According to the previous legislation an “old” debt is one that has six years validity from the last activity date. If you do not make any payments for six years on a debt, it will be purged from your Equifax credit report. The creditor also has six years to file a claim against you in case of payment default.
Two-year limitation period
What this means for your old bank or credit card debt is that you may not need to file bankruptcy to handle the debt. Statute of limitations apply to debts with both provincial and federal legislation limiting how long the old debt can be collected by a creditor. The Ontario Limitations Act specifies this time frame.
To simplify, the creditor, according to the Act, has to file a claim or commence legal action within two years against you. This two year timeframe is interpreted generally to mean two years from the exact date you stopped payments towards the debt. The Act is applicable to the payment defaults made after it came into force (January 1, 2004). If you defaulted prior to this date, the creditor can make a claim within six years.
It is also important to know that:
The limitation period begins afresh if you make a partial payment as a debtor towards that debt.
Even if the creditor cannot file a claim, your debt does not disappear and can still reflect on your credit score report. Despite the creditor not being able to collect, the poor credit score can hamper your ability to obtain other loans or borrow more money.
Even if the creditor cannot take legal action against you, the collection calls may not stop. Creditors often resell old debts and agencies will keep making collection calls to try to collect any amount, however small, from you towards the debt.
The two year limitation time frame does not apply to certain debts including child support debts, parking tickets, government provided student loans (subject to certain rules), and large tax debts of more than $250,000 and are 75 percent of total debts.
Will old debts disappear?
If you have a debt that is more than two years old and you have not made any payments towards it, you can still face collection calls from the agency to try to extract as much as possible from you.
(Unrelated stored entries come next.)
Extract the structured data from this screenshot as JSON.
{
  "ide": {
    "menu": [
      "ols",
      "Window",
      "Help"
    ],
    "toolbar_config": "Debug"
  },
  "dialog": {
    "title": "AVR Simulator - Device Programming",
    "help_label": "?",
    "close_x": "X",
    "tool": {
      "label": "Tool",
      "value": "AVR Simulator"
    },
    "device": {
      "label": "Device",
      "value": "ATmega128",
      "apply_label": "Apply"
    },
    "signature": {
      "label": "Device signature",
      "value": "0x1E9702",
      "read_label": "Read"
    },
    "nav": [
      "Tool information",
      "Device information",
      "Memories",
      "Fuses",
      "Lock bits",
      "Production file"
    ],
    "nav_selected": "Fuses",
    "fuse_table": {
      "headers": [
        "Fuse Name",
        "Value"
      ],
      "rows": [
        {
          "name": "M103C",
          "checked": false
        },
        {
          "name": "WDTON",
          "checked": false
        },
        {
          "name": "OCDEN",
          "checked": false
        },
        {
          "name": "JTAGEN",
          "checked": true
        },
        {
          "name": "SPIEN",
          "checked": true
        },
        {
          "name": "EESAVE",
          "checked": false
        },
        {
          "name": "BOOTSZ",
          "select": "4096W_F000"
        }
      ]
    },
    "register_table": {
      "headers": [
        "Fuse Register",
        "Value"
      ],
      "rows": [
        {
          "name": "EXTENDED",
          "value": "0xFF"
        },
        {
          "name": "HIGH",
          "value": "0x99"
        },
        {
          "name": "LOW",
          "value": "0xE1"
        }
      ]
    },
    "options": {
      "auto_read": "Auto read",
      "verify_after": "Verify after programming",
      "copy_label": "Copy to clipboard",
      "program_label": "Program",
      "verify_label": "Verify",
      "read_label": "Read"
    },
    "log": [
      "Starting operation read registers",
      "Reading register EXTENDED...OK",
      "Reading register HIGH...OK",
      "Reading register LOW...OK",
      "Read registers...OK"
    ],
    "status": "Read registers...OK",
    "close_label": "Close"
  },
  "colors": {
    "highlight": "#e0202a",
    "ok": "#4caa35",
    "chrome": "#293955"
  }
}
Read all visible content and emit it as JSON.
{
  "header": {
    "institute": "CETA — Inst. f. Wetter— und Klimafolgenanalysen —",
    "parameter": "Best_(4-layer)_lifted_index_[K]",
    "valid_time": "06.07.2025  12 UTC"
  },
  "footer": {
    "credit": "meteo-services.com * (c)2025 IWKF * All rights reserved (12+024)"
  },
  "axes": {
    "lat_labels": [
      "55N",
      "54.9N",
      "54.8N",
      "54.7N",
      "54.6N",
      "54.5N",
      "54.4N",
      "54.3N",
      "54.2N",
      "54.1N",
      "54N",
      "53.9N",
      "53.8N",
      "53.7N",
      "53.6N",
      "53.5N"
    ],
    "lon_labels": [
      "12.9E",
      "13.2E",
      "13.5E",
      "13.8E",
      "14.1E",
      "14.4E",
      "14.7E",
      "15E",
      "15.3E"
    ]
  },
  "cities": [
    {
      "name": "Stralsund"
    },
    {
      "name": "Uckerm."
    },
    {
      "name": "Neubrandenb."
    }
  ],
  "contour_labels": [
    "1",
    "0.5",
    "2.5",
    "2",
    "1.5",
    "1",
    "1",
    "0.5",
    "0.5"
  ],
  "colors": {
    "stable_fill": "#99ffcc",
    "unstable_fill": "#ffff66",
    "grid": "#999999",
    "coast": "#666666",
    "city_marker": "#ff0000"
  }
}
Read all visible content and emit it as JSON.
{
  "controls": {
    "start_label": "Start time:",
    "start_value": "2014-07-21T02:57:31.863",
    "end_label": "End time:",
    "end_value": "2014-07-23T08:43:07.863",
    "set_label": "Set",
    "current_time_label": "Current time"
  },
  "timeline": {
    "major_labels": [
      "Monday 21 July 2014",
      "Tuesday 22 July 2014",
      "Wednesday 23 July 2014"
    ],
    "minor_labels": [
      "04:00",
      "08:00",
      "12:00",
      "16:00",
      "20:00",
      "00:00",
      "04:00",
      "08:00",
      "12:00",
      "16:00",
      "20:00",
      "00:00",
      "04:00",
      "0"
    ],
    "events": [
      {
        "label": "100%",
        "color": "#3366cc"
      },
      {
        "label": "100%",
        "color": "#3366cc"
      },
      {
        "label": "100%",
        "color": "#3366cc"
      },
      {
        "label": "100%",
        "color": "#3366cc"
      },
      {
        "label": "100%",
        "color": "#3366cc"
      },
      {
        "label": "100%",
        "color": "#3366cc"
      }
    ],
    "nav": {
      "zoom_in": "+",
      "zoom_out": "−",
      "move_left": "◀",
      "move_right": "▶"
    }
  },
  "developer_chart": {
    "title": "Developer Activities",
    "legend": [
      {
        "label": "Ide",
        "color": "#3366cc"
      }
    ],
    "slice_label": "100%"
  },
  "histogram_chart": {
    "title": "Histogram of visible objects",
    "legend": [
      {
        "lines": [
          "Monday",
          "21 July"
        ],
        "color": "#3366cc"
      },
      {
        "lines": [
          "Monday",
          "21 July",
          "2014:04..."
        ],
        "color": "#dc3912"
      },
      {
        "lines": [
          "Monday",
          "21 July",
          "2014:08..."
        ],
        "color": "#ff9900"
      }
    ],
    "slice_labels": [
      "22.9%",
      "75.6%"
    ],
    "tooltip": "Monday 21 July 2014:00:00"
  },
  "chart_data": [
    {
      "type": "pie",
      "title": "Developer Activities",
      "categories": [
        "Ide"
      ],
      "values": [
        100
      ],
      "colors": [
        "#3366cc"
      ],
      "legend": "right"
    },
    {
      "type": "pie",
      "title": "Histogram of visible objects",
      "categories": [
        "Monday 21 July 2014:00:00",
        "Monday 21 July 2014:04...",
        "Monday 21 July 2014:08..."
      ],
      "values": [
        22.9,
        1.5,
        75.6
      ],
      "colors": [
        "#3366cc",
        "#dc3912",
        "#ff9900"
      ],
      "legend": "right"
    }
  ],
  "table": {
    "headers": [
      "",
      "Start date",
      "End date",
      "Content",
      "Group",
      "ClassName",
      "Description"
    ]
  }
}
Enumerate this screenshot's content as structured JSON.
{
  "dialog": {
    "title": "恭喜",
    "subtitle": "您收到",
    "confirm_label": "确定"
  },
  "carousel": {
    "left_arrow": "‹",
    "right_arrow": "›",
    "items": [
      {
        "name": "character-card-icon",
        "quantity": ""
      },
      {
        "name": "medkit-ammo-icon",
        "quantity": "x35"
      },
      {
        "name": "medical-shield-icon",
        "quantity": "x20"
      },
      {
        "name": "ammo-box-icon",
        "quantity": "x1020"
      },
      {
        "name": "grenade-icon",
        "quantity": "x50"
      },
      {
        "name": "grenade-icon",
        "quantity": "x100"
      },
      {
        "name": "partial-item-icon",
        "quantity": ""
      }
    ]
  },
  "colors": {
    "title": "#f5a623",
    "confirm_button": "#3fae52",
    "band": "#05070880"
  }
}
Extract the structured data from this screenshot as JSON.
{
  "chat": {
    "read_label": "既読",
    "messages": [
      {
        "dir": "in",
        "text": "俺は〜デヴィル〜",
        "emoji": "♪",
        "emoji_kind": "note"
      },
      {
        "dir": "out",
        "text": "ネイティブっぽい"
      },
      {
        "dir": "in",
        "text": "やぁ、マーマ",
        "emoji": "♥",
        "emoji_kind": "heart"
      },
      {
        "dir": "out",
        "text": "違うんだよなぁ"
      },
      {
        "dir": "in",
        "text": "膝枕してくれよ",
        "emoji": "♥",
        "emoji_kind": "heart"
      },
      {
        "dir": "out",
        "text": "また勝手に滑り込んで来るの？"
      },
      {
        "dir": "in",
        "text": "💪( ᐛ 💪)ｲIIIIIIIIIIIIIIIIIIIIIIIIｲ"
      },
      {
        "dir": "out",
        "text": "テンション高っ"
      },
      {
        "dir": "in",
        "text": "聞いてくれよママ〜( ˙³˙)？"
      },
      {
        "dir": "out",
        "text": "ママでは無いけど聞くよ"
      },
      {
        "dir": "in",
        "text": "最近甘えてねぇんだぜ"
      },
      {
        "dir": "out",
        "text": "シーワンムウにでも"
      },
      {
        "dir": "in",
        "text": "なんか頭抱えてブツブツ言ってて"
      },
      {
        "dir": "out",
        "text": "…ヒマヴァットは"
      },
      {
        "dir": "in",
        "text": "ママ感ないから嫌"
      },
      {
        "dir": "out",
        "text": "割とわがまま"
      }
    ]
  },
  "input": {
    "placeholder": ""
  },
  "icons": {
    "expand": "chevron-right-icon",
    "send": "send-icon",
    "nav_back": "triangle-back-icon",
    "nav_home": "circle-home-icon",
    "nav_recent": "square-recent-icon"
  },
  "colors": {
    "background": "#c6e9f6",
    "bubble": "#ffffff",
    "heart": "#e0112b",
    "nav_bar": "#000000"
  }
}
Despite the fact that your debt is more than two years old, it will not disappear and you still owe the same. The Limitations Act does offer you a way to defend yourself in the event your debt is not active for more than two years. While you owe the debt, the creditors legally will not be able to collect the same from you through a court judgement, if you defend yourself.
In case your debt has been inactive for more than six years, it will not reflect on your credit score. It is important for you to know that your debt, as said earlier, does not go away even if it does not reflect on your credit score. Certain debts as mentioned above including taxes or student loans do not fall within the purview of Ontario Limitation Act. In case of student loan, taxes or CMHC shortfall on property, the debt will not disappear until it is cleared. The CRA takes necessary action such as taking your tax refunds until your debt is cleared. paid.
Get expert legal advice
Credit reporting legislation allows Equifax Canada to retain your credit history for a period of six years from receiving an R9 rating that indicates bad, written-off debt. Ken Chaplin, The other major credit score agency TransUnion keeps the delinquent amount for upto seven years from the default date.
While having an uncleared old debt can affect your ability to borrow again from a bank or credit card company, your old debt does not disappear despite the elapsing of two years’ time frame set by the Ontario Limitations Act.
Getting expert legal advice can help you prepare your legal paperwork and defend against a legal claim on your old debt.